ILLEGITIMATE GOVERNMENT

“We are mourning, and on the other side, Uhuru is preparing a feast, a ceremony. All patriotic Kenyans will be at Jacaranda mourning our people brutally killed by this regime,” said Mr Odinga.

Citing Kenya’s Constitution which in Article 1 says that it is the people of Kenya that hold sovereign power, Mr Odinga said that such an act of claiming sovereign power will be done according to the law, but insisted that it’s time had come.

“Jubilee government’s proverbial 40 days have come. They have become a rogue cat, and are now snatching our chicks from us. Such a cat is killed, and as I said, there are many ways to do it: You can use a knife, or a rope and strangle it, or put it in a sack and drown it in water. There are many ways.
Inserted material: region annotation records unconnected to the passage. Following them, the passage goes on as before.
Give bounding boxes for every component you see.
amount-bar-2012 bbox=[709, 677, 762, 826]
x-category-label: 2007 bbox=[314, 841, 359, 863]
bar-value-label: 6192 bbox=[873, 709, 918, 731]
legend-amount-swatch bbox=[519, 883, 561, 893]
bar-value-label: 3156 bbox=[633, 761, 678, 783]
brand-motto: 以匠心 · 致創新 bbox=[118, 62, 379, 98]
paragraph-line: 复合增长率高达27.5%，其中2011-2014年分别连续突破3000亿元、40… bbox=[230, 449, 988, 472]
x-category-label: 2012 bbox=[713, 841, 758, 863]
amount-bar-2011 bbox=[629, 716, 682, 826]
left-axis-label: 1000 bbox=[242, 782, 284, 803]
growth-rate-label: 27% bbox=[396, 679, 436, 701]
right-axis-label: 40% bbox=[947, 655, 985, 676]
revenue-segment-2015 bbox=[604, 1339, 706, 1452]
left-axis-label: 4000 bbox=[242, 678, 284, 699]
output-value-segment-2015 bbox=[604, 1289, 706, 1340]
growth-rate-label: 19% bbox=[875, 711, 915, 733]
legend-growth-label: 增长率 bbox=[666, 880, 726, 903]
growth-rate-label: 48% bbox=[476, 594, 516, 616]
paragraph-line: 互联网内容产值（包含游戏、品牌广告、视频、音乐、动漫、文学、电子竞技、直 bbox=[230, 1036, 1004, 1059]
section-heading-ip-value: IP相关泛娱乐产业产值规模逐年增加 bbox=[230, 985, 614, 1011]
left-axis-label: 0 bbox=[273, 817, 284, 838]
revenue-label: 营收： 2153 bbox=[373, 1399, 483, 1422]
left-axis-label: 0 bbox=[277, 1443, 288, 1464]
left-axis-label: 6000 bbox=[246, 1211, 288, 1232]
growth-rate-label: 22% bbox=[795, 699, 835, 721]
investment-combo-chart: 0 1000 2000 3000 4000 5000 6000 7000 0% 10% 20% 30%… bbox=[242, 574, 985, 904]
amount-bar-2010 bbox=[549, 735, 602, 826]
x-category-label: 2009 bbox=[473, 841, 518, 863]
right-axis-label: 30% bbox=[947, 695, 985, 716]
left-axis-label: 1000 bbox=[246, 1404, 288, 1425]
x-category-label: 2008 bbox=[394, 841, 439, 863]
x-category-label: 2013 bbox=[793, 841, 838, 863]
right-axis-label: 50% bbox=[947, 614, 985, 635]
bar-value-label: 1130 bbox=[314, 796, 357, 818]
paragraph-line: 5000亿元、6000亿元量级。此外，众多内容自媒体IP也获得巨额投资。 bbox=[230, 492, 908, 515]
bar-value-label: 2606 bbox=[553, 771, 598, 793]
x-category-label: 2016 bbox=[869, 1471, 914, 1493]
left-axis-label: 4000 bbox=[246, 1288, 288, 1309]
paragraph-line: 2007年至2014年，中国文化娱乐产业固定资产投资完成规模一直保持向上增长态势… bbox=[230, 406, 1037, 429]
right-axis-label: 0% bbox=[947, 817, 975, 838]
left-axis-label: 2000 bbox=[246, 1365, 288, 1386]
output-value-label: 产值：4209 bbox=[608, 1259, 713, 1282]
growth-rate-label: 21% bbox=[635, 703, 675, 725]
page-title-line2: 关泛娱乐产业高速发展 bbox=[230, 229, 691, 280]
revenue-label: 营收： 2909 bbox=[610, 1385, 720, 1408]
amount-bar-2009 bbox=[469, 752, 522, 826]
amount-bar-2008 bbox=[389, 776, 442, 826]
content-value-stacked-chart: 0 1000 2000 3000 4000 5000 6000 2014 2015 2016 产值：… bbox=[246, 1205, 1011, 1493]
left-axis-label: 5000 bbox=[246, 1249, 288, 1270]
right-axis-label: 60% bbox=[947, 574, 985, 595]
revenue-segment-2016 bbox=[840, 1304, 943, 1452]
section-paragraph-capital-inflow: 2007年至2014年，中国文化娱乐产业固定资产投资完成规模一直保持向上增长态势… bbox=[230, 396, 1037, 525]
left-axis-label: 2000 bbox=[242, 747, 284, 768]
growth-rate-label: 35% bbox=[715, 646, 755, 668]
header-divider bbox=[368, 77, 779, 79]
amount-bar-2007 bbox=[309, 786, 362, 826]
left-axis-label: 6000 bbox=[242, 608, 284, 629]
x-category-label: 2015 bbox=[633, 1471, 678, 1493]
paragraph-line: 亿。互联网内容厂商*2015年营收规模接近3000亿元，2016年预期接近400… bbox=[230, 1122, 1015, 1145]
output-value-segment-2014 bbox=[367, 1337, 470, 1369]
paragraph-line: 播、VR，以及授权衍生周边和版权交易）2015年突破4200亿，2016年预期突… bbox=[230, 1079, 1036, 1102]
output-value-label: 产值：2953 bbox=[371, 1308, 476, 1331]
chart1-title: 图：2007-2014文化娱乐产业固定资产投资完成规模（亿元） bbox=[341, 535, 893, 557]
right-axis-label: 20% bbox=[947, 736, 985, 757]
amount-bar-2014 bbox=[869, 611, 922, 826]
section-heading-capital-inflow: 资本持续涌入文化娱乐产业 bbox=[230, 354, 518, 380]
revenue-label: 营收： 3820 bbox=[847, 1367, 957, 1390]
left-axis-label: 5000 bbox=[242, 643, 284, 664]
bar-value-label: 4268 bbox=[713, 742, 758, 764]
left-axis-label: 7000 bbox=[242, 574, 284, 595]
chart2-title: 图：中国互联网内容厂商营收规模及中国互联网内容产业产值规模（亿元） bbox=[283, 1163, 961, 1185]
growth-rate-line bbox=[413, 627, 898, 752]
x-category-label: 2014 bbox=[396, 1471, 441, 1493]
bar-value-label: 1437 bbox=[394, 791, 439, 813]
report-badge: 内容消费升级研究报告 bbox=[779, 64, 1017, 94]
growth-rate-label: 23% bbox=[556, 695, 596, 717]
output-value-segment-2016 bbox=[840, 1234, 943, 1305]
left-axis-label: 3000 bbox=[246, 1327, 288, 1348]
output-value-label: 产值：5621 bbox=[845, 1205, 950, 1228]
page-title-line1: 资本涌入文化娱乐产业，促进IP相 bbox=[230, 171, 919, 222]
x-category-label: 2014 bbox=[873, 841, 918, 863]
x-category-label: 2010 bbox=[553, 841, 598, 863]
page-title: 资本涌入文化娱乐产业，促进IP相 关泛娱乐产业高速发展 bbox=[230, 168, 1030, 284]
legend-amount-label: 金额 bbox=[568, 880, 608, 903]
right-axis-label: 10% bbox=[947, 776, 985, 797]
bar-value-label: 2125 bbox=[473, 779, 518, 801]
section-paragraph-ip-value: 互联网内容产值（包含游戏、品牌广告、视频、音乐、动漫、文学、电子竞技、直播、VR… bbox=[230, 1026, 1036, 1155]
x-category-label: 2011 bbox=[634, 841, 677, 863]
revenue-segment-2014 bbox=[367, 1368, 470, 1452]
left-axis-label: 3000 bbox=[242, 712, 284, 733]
But what we know for sure is that this cat called Jubilee’s days are over,” said Mr Odinga.

Those said to back the calls for a parallel swearing-in are Machakos Senator Johnstone Muthama, 2017 Nairobi governor candidate Miguna Miguna, and Nasa chief executive Norman Magaya, all of whom feel that the only way to punish Jubilee “for electoral theft is to take things in their own hands”.

Nasa co-principal Musalia Mudavadi, on the other hand, is leading the camp calling for caution, on grounds that they have Jubilee just where they wanted them: An illegitimate government, he is said to argue, with no much international support, and which is soon going to cave in to Nasa’s huge following, and calls for electoral reforms, a view that Mr Odinga appeared to support in the meeting on Saturday.

“We recognise Raila Odinga and Kalonzo Musyoka as the legitimate president and deputy president of the republic of Kenya respectively, and as sovereign people, we commit ourselves to see to it that they assume office,” Mr Mudavadi said in a statement that was received with applause by the MPs in attendance.